鳩山首相はブレているか。
「ブレ、てはいない。ズレ、ているだけだ。」(ニュースペーパー)「ブレている」と盛んに言われるのは報道が作り上げようとしているイメージである。その理由の方が気になる。普天間基地問題で、発言のたびに言うことが変わっている。これがテレビのコメンテーターの横並びのご意見である。確かにそんなことを発言しておけば、見識がありそうに見えるだろう。「ぶれている」という言い方の巧妙な所は、普天間基地問題という複雑な問題に対して、意見を言わないで済む。沖縄県民の一方的な負担の状況に目を瞑っていられる。鳩山氏はこの問題では選挙前から、県外移設である。そして総理大臣になって最初の発言は、「那覇市長選挙後に決める」こう断言した。なるほどこれは県外移設を模索するぞ。そう思うのが当たり前の判断だろう。ぶれるどころではない。それを日米合意ゴーイと言い続けているのは、アメリカである。
もし辺野古への移設しかないというなら、アメリカがそのないという理由を日本国民に分かるように説明すべきだ。そんな馬鹿なことがあるとは思えない。アメリカの主張は全てを受け入れ続けた、自民党政権ならいざ知らず、普通の国家には、自国の考えというものがある。政権が変わると言う事は、国民の意思が代わったと言う事で、しかもマニュフェストで、沖縄県の負担軽減を公約した政党に変わったのだ。沖縄の軍事基地の移転先について、検討の時間すら待てず、次善の対案の意味が理解できないとも思えない。ブッシュ政権のイラク占領政策だってオバマ大統領になって変わった。日本の鳩山政権に対し、「何とむしのいい奴等だと。軍事的恩恵を受けながら、ただ乗りしておきながら、核の傘に隠れながら、言いたい放題の勝手な奴等だと。」そう主張すればいい。そして、東アジア共同体構想に対し、「冗談はいい加減にしろと。」と本音で言うべきだ。
その上で、日米同盟とは何か。きちっと位置づけてゆくべきだ。一昔前の韓国が北朝鮮、中国、ソビエトに対し、前線で防衛している、だから特別扱いが必要。というような議論があった。今の日本の位置はまさに、焦点に位置していて、アメリカの前線基地として、不可欠な地域というような、軍事的戦略を持っている。日本にしても、アメリカの虎の威を借りて、軍事力の節約を図ってきた。サービスが足りないで、出て行かれたら困るという考えの人達も多い。問題は、新たに北朝鮮にまで、原爆が拡散した現状である。中国の軍事大国化だ。もう戦争は出来ない状況である。次の世界大戦が起きるならば、人類は生き残れないだろう。この共通認識によって日本に平和憲法が生れ、国際連盟ができた。ともすれば、この重要な事を忘れがちである。核保有国同士の戦争は、何があっても起こしてはならない。オバマ大統領のノーベル平和賞演説を読むと、そのことが分かる。アルカイダに話し合いで、武器を捨てさせることは出来ない。
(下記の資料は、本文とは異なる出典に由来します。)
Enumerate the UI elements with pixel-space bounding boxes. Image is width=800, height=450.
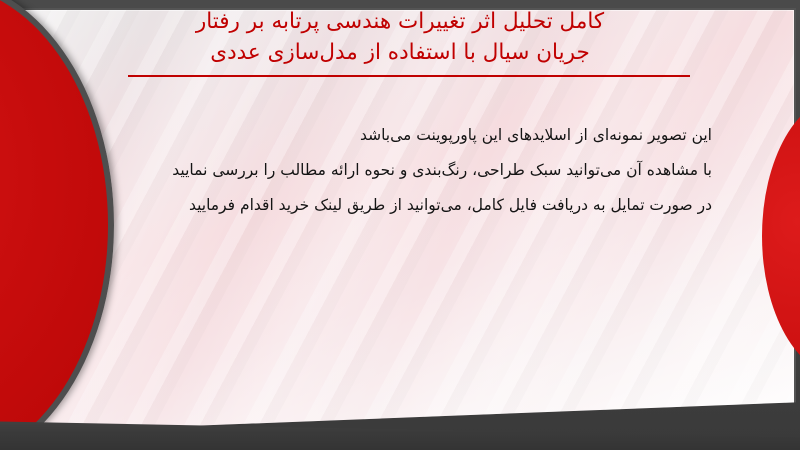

オバマは二つの戦争の国家の責任者として、ノーベル平和賞を受賞した。オバマ演説は率直にその苦しみを表明している。暴力がより困難な災いを導く事も、理解している。理解したうえで、武器をとりながら、平和への道を模索することを約束している。鳩山氏が、同じように粘り強く沖縄負担軽減の道を模索することを、理解できない訳がない。大きな方向で言えば、日米同盟から、東アジア共同体への移行過程にあるのではないか。日本がアジアの一員であり、アジアの一角を担うことで、世界のバランスを見つけようというのが健全である。アメリカに占領され、アメリカに一辺倒に来た、この60数年の歴史は、経済ご都合主義の時代と名付けたい。戦後の復興からそのままに、焼け跡から家を建て直すような緊急の思いのままに、突き進んできたままである。国家主義的な国の理念ははいやだけど、経済だけというのも情けない。環境技術国家。などというのなら、理解が得られるのではないだろうか。